Question

The position of a point in time $'t'$ is given by $x = a + bt - c{t^2}$, $ y = at + b{t^2}$ its acceleration at the time $'t'$ is
(A) $b - c$
(B) $b + c$
(C) $2b - 2c$
(D) $2\sqrt {{b^2} + {c^2}} $

Answer 1

Hint: Here given that position of the point at a time $'t'$ by two different coordinates as the acceleration is second-order derivatives of position concerning time. Hence differentiating the given coordinate two times will give the acceleration and after finding the acceleration for each coordinate we will deduce the resultant acceleration.

Formula used
$ \Rightarrow \vec a = \dfrac{{{d^2}\vec x}}{{{d^2}t}}$
\[ \Rightarrow a = \sqrt {a_x^2 + a_y^2} \]

Complete step by step solution:
We know that acceleration means the rate of change of velocity of an object concerning time. Its SI unit is $\dfrac{m}{{{s^2}}}$.
Given that the position of a point in x and y coordinates separately in time $'t'$ such that
$ \Rightarrow x = a + bt - c{t^2}$
$ \Rightarrow y = at + b{t^2}$
As we know that the acceleration is a second-order derivative of position for time. So acceleration can be given by the formula
$ \Rightarrow \vec a = \dfrac{{d\vec v}}{{dt}}$
$ \Rightarrow \vec a = \dfrac{{{d^2}\vec x}}{{{d^2}t}}$
Therefore, differentiating x- coordinate concerning time two times,
 $ \Rightarrow {\vec a_x} = \dfrac{{{d^2}\vec x}}{{{d^2}t}}$
$ \Rightarrow {\vec a_x} = \dfrac{{{d^2}(a + bt - c{t^2})}}{{{d^2}t}}$
$ \Rightarrow {\vec a_x} = \dfrac{{d(b - 2ct)}}{{dt}}$
Differentiating again concerning the time we will get the acceleration due to x-coordinate

$\therefore {\vec a_x} = - 2c$---------- Equation (1)
Similarly, differentiating y- coordinate concerning time two times we will get the acceleration due to y-coordinate
$ \Rightarrow {\vec a_y} = \dfrac{{{d^2}\vec y}}{{{d^2}t}}$
$ \Rightarrow {\vec a_y} = \dfrac{{{d^2}(at + b{t^2})}}{{{d^2}t}}$
$ \Rightarrow {\vec a_y} = \dfrac{{d(a + 2bt)}}{{dt}}$
Differentiating again concerning the time
$\therefore {\vec a_y} = 2b$---------- Equation (2)
Now we can find the resultant acceleration as
$ \Rightarrow {a^2} = a_x^2 + a_y^2$
\[ \Rightarrow a = \sqrt {a_x^2 + a_y^2} \]---------- Equation (3)
Now substituting the values of Equation (1) and Equation (2) in Equation (3), we get
\[ \Rightarrow a = \sqrt {a_x^2 + a_y^2} \]
\[ \Rightarrow a = \sqrt {{{( - 2c)}^2} + {{(2b)}^2}} \]
\[ \Rightarrow a = \sqrt {4{c^2} + 4{b^2}} \]
\[ \Rightarrow a = 2\sqrt {{c^2} + {b^2}} \]
\[\therefore a = 2\sqrt {{b^2} + {c^2}} \]
So the resultant acceleration is \[2\sqrt {{b^2} + {c^2}} \] in time$'t'$.

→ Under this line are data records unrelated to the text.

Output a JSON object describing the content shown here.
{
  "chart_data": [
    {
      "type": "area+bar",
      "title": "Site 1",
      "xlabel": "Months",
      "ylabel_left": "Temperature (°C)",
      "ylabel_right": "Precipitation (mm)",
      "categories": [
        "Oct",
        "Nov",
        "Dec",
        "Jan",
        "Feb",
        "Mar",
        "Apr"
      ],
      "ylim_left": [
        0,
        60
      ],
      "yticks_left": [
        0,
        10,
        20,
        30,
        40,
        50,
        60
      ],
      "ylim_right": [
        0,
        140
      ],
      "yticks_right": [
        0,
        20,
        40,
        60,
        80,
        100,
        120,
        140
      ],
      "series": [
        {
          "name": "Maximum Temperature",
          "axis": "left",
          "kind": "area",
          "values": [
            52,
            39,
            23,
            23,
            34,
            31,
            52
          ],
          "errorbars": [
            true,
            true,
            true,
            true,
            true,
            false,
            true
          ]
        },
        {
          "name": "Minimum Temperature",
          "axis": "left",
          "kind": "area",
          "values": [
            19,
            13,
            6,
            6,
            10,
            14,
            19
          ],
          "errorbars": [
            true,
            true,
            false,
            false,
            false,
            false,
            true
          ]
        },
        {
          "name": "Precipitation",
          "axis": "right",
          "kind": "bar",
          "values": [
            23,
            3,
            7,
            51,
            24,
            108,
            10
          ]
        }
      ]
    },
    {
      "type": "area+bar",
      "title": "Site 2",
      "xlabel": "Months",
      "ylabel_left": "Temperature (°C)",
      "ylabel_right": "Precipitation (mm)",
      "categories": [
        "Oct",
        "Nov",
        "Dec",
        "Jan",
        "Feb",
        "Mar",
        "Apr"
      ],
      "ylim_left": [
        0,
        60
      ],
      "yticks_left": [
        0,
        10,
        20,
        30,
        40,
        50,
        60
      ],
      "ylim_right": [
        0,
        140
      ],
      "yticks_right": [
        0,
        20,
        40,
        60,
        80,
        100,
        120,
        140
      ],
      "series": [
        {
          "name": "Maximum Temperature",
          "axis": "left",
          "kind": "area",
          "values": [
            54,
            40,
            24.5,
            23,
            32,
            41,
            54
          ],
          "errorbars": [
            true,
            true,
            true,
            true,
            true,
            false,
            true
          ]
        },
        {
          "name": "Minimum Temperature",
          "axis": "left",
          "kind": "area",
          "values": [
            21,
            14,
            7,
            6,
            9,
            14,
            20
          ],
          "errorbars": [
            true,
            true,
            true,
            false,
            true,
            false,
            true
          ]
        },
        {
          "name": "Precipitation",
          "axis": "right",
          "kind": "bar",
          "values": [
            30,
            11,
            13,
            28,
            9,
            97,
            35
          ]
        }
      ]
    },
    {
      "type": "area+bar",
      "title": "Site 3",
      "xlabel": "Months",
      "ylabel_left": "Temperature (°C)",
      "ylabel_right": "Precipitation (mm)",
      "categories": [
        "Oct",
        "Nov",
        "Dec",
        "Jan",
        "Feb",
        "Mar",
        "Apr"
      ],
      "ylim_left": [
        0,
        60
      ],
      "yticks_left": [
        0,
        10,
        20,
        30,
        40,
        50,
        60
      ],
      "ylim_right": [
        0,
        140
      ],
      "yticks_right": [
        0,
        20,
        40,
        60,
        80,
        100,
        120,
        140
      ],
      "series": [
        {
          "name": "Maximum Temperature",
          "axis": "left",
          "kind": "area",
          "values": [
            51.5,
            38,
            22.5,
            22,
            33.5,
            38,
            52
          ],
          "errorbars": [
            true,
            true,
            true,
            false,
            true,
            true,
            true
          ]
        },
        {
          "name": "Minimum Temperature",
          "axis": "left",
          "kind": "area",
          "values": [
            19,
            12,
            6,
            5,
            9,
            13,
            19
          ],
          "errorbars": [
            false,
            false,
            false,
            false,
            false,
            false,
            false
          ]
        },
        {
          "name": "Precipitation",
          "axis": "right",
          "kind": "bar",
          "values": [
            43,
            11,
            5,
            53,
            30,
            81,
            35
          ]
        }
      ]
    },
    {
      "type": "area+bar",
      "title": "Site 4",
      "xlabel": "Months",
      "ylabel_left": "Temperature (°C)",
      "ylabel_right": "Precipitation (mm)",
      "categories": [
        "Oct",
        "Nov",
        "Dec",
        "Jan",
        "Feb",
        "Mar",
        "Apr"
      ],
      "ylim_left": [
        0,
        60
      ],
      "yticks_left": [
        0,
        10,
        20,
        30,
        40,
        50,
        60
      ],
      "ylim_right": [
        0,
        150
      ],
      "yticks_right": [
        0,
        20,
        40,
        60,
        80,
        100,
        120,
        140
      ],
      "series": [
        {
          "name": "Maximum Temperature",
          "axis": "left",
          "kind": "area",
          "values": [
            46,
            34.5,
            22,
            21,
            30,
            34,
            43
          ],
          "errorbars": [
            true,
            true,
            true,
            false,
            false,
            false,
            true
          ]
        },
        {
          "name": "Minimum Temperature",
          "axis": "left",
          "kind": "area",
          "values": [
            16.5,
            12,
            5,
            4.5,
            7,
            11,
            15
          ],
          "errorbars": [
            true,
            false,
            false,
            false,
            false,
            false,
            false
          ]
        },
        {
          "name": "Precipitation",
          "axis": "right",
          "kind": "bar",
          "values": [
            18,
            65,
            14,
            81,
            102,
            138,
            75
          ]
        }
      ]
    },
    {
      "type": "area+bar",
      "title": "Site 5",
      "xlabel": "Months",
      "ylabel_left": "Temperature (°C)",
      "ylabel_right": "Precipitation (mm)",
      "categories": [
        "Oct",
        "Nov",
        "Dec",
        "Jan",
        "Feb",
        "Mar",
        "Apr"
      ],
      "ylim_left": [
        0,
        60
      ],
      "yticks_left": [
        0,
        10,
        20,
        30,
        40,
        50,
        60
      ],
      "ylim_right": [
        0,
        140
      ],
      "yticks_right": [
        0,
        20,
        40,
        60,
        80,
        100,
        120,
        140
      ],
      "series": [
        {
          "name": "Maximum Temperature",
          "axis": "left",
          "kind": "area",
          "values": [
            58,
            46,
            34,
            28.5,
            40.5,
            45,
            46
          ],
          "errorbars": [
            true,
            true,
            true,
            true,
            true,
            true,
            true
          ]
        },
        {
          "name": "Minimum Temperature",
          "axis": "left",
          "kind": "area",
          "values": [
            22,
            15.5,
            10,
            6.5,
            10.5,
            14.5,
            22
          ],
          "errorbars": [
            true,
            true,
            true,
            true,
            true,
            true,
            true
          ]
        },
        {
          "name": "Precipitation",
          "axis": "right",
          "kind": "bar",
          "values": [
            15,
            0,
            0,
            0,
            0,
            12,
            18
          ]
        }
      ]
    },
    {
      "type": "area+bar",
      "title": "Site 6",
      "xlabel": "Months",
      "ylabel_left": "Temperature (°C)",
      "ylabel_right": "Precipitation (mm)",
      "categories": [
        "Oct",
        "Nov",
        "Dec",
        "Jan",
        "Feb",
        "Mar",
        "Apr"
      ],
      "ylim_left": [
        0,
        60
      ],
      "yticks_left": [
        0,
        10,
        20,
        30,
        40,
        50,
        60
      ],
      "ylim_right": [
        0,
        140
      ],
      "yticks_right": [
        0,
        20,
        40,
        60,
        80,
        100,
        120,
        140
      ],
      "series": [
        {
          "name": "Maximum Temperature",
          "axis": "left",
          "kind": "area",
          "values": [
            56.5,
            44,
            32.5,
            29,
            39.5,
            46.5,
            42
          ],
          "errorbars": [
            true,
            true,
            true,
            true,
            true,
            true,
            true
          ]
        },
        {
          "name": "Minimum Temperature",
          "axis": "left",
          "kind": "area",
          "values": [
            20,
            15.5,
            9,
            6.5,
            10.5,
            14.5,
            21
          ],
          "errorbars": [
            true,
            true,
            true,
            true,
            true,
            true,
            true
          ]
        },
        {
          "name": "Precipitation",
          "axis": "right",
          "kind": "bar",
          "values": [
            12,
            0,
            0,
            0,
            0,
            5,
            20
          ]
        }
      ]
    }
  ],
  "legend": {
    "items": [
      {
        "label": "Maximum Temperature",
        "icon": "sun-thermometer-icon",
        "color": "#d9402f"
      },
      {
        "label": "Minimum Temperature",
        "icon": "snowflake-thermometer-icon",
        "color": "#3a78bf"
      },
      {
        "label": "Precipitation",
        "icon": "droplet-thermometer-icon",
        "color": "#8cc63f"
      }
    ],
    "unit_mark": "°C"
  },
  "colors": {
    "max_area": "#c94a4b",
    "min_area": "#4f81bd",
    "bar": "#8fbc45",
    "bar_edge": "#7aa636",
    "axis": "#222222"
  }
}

Hence, the option (D) is the correct answer.

Note: We can also obtain the resultant velocity for the given values of coordinates. As velocity is a first-order derivative of the position of an object concerning time. Here we have noted that velocity, as well as acceleration, are vector quantities so they require magnitude as well as direction also.